Rear-engined two-seaters are automatically cool, right?
Every now and then, a car comes along that changes the automotive landscape. The Chevrolet Citation – born in 1980 during the height of emissions-choked models oozing from Detroit – isn’t one of them. On the other hand, a rear-engine, two-seater absolutely could rock the automotive world. The strange contraption you see here is indeed a two-seater with the engine at the back, but it’s also a Citation. Actually, it’s two Citations, yet it has half the seats and 75 percent of the wheels. It’s okay if you’re confused right now, because we definitely are.
We happened upon this oddball at Cars.com, where it’s listed for sale. That’s right, you can actually buy this bonkers machine for $4,895. That cash will get you a very narrow Citation with tandem (yes, tandem) seating and an extra Citation front clip grafted onto the back. That’s also where the engine is, because the actual front is now home to a single, center-mounted wheel instead of two at the corners. You read that correctly – this two-seat, rear-engined Chevy is also a three-wheeler. Reliant Robin fans must be so jealous right now.

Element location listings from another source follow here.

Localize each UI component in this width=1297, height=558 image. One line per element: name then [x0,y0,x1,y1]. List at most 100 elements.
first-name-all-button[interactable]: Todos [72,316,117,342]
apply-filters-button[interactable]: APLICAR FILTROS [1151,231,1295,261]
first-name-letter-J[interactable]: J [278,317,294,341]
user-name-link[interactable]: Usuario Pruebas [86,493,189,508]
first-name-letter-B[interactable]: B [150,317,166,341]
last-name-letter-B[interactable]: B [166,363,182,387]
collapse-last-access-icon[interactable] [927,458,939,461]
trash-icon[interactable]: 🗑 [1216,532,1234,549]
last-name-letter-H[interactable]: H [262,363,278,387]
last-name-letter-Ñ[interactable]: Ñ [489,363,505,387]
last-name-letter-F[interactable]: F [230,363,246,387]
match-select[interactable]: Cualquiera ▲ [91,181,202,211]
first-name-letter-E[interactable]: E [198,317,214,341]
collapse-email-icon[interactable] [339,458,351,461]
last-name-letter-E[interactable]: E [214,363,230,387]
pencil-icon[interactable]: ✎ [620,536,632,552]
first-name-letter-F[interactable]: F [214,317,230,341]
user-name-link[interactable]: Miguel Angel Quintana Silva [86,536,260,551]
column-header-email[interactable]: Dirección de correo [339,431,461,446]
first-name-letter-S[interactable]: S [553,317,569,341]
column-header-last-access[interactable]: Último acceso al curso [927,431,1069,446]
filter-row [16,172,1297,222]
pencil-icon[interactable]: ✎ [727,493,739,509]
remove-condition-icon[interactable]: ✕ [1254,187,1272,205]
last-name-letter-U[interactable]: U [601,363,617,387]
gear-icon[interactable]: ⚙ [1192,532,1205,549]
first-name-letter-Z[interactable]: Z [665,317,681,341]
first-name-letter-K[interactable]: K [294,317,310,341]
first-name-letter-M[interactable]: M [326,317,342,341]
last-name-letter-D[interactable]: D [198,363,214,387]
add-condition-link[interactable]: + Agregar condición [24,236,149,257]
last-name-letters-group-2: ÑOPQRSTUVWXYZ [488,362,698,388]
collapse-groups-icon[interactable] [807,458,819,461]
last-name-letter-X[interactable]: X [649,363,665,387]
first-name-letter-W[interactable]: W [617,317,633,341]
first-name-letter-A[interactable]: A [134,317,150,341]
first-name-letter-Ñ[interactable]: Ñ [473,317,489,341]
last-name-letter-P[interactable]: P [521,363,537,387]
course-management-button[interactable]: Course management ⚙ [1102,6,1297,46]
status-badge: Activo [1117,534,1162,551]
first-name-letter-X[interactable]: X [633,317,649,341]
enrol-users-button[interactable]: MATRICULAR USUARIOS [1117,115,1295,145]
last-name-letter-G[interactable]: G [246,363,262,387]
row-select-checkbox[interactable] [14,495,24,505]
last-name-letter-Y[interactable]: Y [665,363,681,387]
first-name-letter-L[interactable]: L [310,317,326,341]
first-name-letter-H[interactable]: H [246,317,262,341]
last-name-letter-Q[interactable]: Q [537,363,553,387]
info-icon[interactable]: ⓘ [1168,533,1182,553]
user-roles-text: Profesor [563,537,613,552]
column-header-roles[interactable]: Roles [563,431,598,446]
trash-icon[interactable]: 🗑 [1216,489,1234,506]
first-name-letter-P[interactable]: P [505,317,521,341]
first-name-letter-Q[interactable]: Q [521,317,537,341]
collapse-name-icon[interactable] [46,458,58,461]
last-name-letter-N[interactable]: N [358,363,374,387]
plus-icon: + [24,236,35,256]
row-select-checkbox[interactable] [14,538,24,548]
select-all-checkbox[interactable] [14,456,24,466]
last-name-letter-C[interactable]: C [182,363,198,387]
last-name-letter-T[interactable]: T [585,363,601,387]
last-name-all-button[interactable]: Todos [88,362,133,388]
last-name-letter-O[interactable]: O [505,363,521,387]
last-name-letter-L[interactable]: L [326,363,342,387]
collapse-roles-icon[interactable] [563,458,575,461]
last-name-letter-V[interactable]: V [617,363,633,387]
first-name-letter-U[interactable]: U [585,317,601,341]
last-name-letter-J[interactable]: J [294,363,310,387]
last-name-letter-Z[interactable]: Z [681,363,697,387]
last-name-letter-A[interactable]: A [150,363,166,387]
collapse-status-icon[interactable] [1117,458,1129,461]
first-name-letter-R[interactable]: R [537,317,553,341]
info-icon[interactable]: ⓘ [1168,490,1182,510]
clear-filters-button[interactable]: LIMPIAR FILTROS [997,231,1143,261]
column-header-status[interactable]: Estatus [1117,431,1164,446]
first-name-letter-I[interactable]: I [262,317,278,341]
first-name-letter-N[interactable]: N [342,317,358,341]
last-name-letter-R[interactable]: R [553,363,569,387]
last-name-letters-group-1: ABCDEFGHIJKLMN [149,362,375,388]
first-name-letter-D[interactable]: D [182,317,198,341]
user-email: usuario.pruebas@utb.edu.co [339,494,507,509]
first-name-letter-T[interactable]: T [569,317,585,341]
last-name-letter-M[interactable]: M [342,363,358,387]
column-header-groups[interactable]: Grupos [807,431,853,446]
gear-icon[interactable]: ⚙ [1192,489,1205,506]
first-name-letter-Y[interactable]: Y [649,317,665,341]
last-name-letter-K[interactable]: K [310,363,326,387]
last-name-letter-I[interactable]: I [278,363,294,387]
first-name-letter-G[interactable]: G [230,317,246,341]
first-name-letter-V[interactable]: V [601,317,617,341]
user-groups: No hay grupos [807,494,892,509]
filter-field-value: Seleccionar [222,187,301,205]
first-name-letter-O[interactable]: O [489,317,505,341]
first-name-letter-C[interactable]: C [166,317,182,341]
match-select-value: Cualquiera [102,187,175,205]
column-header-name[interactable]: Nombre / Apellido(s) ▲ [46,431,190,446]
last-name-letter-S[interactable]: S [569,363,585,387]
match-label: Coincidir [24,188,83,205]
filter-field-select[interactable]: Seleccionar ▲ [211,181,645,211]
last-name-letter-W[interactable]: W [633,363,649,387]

Gallery: Three-Wheel Two-Seat Chevy Citation
What else do we know about this build? It’s listed as a 1989 model but the Citation went out of production in 1985. Perhaps 1989 is when this Frankenstein version was created, which might explain why the for-sale ad says it needs a paint job. The engine appears to be a stock Citation four-cylinder, which was Chevy’s iconic Iron Duke 2.5-liter mill good for about 90 horsepower (67 kilowatts) on its best day. It’s terrifically skinny up front, but with a wheelbase the size of a football field, we bet this compact runabout boasts a turning radius similar to the Titanic. You know, just the sort of thing you want with a three-wheeler.
The ad says the car is being sold by Brett Spaulding Sales in Iowa, and apparently it was built by a man that “made a lot of crazy projects before this one.” We won’t deny the amount of work that went into this project, and it looks well done. It’s certainly an automotive oddity among oddities, but is it one that will capture the heart of a buyer?
Motor1.com readers, we so want to hear your thoughts on this one. Is this Citation crazy cool, or just plain crazy?